Do Wietnamu i z powrotem. Droga pomidorów do zupki błyskawicznej
Czołowy gracz na krajowym rynku zupek chińskich wprowadził nowe produkty. Zupy Ammko mają łączyć polski smak z makaronem Vifona. Producent rozumie to dosłownie. Polskie warzywa wysyła do Wietnamu, gdzie pakuje się gotowe zupy, które następnie wracają do Polski.
Tan-Viet International S.A., do którego należy jedna trzecia polskiego rynku zupek błyskawicznych, przygotował dla klientów nową propozycję. Do zup Vifona, Kim Lan, Tao Tao i Vini dołączyła kolejna marka - Ammko.
Pod szyldem Ammko oferowane są zupy w tradycyjnych, polskich smakach w połączeniu z makaronem znanym z zup Vifona. Na razie do wyboru są barszcz czerwony, pomidorowa, rosół domowy i serowa z ziołami.
- Chcemy, by klienci, którzy lubią tradycyjne smaki i kochają makaron Vifona, nie musieli wybierać - mówi Wioleta Kucharska, szefowa marketingu Tan-Viet International S.A. Dodaje, że firma chce zdobyć część rynku zajmowaną przez konkurencję. - Biorąc pod uwagę, że makaron Vifona we wszystkich badaniach jest najlepiej oceniany w Polsce, to z pewnością nie wykorzystywaliśmy jego potencjału w obszarze tradycyjnych polskich smaków.
Tan-Viet oferował dotychczas zupy takie jak barszcz czy pomidorowa pod marką Kim Lan. Jednak, jak mówi Kucharska, wyniki marki nie są zadowalające z punktu widzenia strategii zorientowanej na rozwój.
- Zupki Kim Lan odniosły jedynie sukces lokalny na południu Polski - Kucharska wyjaśnia, że prawdopodobnie w wyniku pewnego dysonansu poznawczego: azjatycka nazwa i polskie zupy.
Do Wietnamu i z powrotem
Rozwiązaniem tego problemu ma być marka Ammko, która w żartobliwy sposób nawiązuje do nazwy posiłku. Producent reklamuje zupy hasłem "Mądrość ludowa i zupa gotowa" oraz zachwala, że są one "jak u mamy". Okazuje się jednak, że proces powstania takiej zupy jest dość skomplikowany, a niektóre jej składniki dwukrotnie wędrują przez niemal całą Eurazję.

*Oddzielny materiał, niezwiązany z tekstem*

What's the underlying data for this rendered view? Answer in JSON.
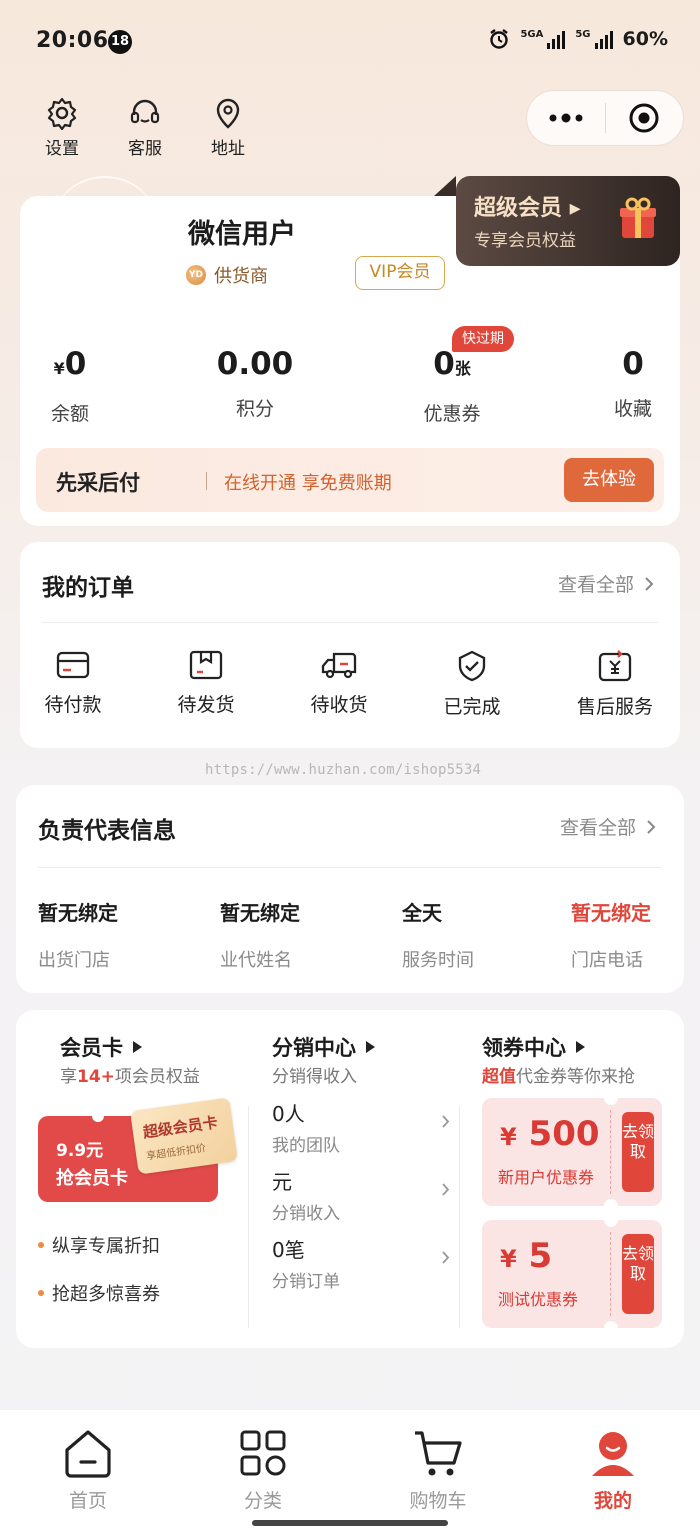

Na stronie internetowej Ammko czytamy, że barszcz pochodzi z polskich buraków, a pomidorowa z polskich pomidorów. Z drugiej strony firma nie kryje, że zupy produkowane są w Wietnamie. Jak sprawdziliśmy, jedno i drugie jest prawdą.
Vifon wyjaśnia, że komponenty do produkcji zup Ammko kupowane są na polskim rynku, a następnie wysyłane do Wietnamu, skąd wracają razem z makaronem.
75 lat temu Jan Brzechwa w swoim słynnym wierszu zauważył, że większość warzyw i tak czeka koniec w zupie. Okazuje się, że dziś niektóre z nich mają okazję odbyć przedtem daleką podróż.